Introduction
Recently, I came across a performance issue in my project in which a Batch class was running for a minimum of 24 hours to process 10 million records.
Existing Flow
We have a batch class that will query the records from an object based on certain conditions and then process those records based on the business requirement.
In our execute method, we are sending the scope to handler and querying child records based on several conditions.
Sample Query:
SELECT field1, field2, field3 FROM Sobject WHERE cond1 AND (cond2 OR cond3) AND (cond4 or Cond 5 OR cond6) AND (cond7 OR cond 8) AND (cond9 OR cond 10) AND (cond 11 OR cond 12)
The above query alone was taking minimum of 3 seconds for a single record and the overall time for the single record was taking about 4 seconds. So, the batch was running for more than 24 hours to process 10 million records.
Solution
Each record is taking more time because they were going under multiple checks while running the batch. Instead of checking the conditions while the batch is running, we created a formula field directly in the child object based on the above conditions. The field will return true or false based on the conditions.
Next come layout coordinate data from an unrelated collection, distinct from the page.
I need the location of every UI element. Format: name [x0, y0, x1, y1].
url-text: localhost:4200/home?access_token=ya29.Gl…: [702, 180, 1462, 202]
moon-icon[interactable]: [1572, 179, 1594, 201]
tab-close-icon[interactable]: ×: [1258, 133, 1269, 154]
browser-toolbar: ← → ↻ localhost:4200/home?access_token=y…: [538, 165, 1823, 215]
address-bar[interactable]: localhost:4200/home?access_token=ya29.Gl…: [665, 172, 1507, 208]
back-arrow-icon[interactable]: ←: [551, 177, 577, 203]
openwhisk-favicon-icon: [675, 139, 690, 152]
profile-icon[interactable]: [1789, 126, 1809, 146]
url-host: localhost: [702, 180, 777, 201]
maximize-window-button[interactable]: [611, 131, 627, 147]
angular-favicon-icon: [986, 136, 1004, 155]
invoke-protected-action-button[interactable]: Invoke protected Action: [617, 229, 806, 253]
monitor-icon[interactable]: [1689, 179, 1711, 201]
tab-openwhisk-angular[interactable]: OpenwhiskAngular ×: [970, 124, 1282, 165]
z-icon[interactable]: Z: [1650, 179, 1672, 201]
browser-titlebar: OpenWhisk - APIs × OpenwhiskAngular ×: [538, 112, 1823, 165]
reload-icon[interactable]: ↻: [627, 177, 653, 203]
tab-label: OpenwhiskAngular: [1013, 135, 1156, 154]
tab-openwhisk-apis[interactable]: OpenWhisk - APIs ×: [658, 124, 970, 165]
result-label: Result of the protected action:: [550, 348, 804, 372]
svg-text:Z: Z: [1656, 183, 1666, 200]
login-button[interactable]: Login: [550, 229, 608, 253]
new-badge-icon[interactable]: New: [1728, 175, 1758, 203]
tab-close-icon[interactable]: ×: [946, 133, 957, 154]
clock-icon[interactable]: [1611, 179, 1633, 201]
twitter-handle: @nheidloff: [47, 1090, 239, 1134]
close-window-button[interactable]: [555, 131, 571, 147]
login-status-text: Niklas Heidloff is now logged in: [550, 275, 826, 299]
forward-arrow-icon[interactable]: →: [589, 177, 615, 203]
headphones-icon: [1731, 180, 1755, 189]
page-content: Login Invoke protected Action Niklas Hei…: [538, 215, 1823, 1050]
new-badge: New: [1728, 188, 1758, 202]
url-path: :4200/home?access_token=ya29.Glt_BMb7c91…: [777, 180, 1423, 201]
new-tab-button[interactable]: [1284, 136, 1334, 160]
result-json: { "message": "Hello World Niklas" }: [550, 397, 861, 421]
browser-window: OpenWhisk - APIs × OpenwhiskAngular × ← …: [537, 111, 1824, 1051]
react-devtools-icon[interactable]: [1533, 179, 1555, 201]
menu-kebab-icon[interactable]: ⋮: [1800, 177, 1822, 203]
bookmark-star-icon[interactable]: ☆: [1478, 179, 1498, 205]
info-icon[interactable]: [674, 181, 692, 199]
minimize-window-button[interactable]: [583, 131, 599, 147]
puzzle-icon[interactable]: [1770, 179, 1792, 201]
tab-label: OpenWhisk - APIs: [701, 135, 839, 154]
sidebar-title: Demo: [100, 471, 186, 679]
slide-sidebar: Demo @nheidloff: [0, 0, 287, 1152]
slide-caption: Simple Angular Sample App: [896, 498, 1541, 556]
Now, we are using that formula field in our queries after removing all the conditions.
Updated Query
SELECT field1, field2, field3 FROM Sobject WHERE formulaField = True
After the change, each record is taking less than a second to complete.
Conclusion:
From the above solution, whenever the record is created or updated, the formula field will have the calculated value. So, on running the batch, we can refer the formula field value rather executing multiple conditions during the batch execution. This approach will reduce the process time and increase the performance.